In Thursday’s hearing, only three senators—including two newcomers—questioned Abad’s claims about the DAP.

With the Cabinet in the session hall, Drilon posed leading questions to enable Abad to cite the program’s supposed benefits.

In the hearing that lasted almost seven hours, Senator Nancy Binay found that the administration also got additional funding for projects and programs from other sources outside the DAP.

Early in his testimony, Abad said P4.1 billion in additional funds from the DAP were given to the Commission on Elections to buy ballot-counting machines. Later, however, he said the allocation was not under the DAP but came from “regular savings.”

But Binay questioned why the special allotment release order or SARO was issued in December 2012, when the deed of sale for the machines was dated March 2012.

Binay also grilled Abad on which projects approved by Congress had their funds withdrawn to create “savings” for the DAP.

One of these projects, she reminded Abad, was the rehabilitation of the Ninoy Aquino International Airport Terminal 1 and some of the country’s lighthouses and seaports.

Abad said Transportation and Communications Secretary Joseph Emilio Abaya withdrew the NAIA project after they found out there were structural problems that needed to be addressed first.

He disclosed that the Department of Public Work and Highways did not have any expert who could certify a performance-based design, “so we procured a consultant who could perform performance-based design.” He also said the terminal also needed to undergo stress test.

“In hindsight, now I see that the DOTC lacked the organization and personnel to push out these problems. It is only now that we have the opportunity to have the resources,” said Abad.

Senator JV Ejercito also questioned Abad on why the Palace did not just submit a supplemental budget to Congress, where they have a majority.

In defending the DAP, Abad again cited the Administrative Code.

But Ejercito said the administration was simply “trying to justify technical malversation.”

He said that’s the intent of the plaw against technical malversation was to tell the people that one cannot juggle funds no matter how good the intention is.

“They should have just respected the Supreme Court.

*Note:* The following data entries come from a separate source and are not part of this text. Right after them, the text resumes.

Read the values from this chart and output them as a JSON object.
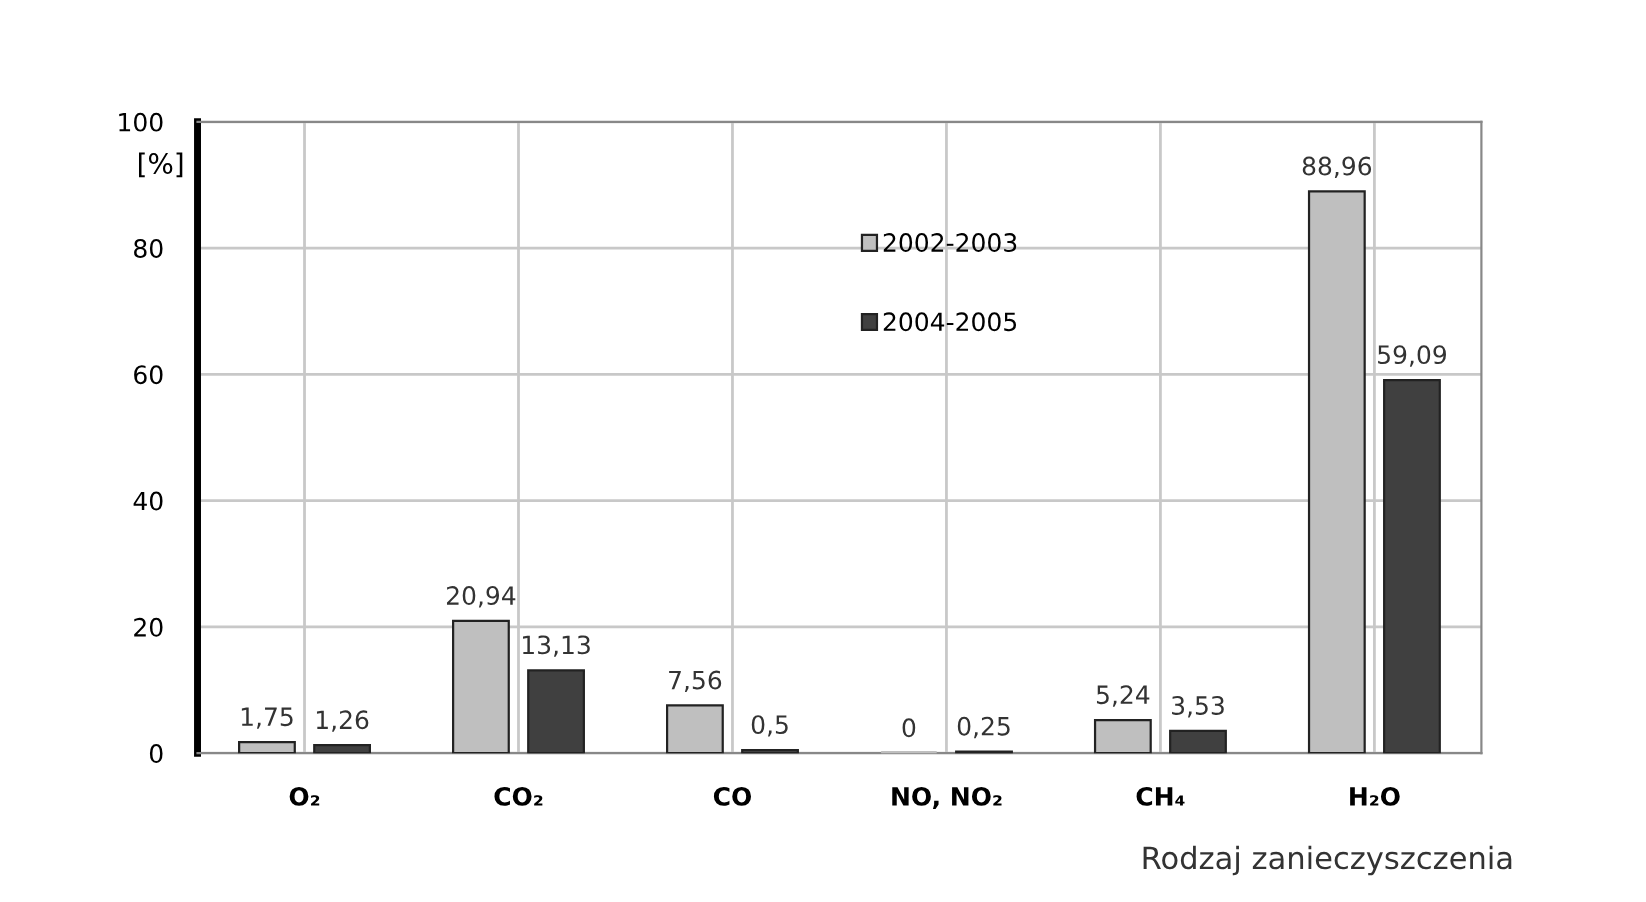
{
  "chart_data": {
    "type": "bar",
    "ylabel": "[%]",
    "xlabel": "Rodzaj zanieczyszczenia",
    "categories": [
      "O₂",
      "CO₂",
      "CO",
      "NO, NO₂",
      "CH₄",
      "H₂O"
    ],
    "series": [
      {
        "name": "2002-2003",
        "color": "#bfbfbf",
        "values": [
          1.75,
          20.94,
          7.56,
          0,
          5.24,
          88.96
        ],
        "value_labels": [
          "1,75",
          "20,94",
          "7,56",
          "0",
          "5,24",
          "88,96"
        ]
      },
      {
        "name": "2004-2005",
        "color": "#404040",
        "values": [
          1.26,
          13.13,
          0.5,
          0.25,
          3.53,
          59.09
        ],
        "value_labels": [
          "1,26",
          "13,13",
          "0,5",
          "0,25",
          "3,53",
          "59,09"
        ]
      }
    ],
    "ylim": [
      0,
      100
    ],
    "yticks": [
      0,
      20,
      40,
      60,
      80,
      100
    ],
    "grid": true,
    "legend": "top"
  }
}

It could have passed an appropriation measure from Congress but it ignored the co-equal branch of government,” he said.

“As they say, the road to hell is paved with good intentions,” he added.

Administration Senator Ralph Recto raised the possibility of a cut in income taxes if the government has big savings which amounted to P237 billion in a span of three years as testified by Abad.

“With the huge savings, these can also be added to the salaries of teachers,” he added.

He also questioned the DAP allocation of P2.8 billion to pay the Philippine Deposit Insurance Corporation (PDIC) for the debts of the Bureau of Customs to the SGS which had never helped the economy.

He also hit the lack of transparency in the allocation of DAP funds to state-owned companies.

Senator Grace Poe also asked how the Palace determined priority projects under the DAP, and questioned why the PDIC payment was made a priority.

Finance Secretary Cesar Purisima said the government decided to include the settlement of the obligations in the “house cleaning” undertaken by the Aquino administration.

Poe also asked for a list of SARO releases for the DAP-funded projects.

Senator Sergio Osmena III, an administration ally, said the government should have used the Malampaya fund to pay for electrication and other energy projects instead of using the DAP.

Trillanes, however, defended the DAP and urged the Palace to make its communications group do “double time to explain this is constitutional.”

In his testimony, Abad said the Court ruling on the DAP could reverse the country’s economic growth.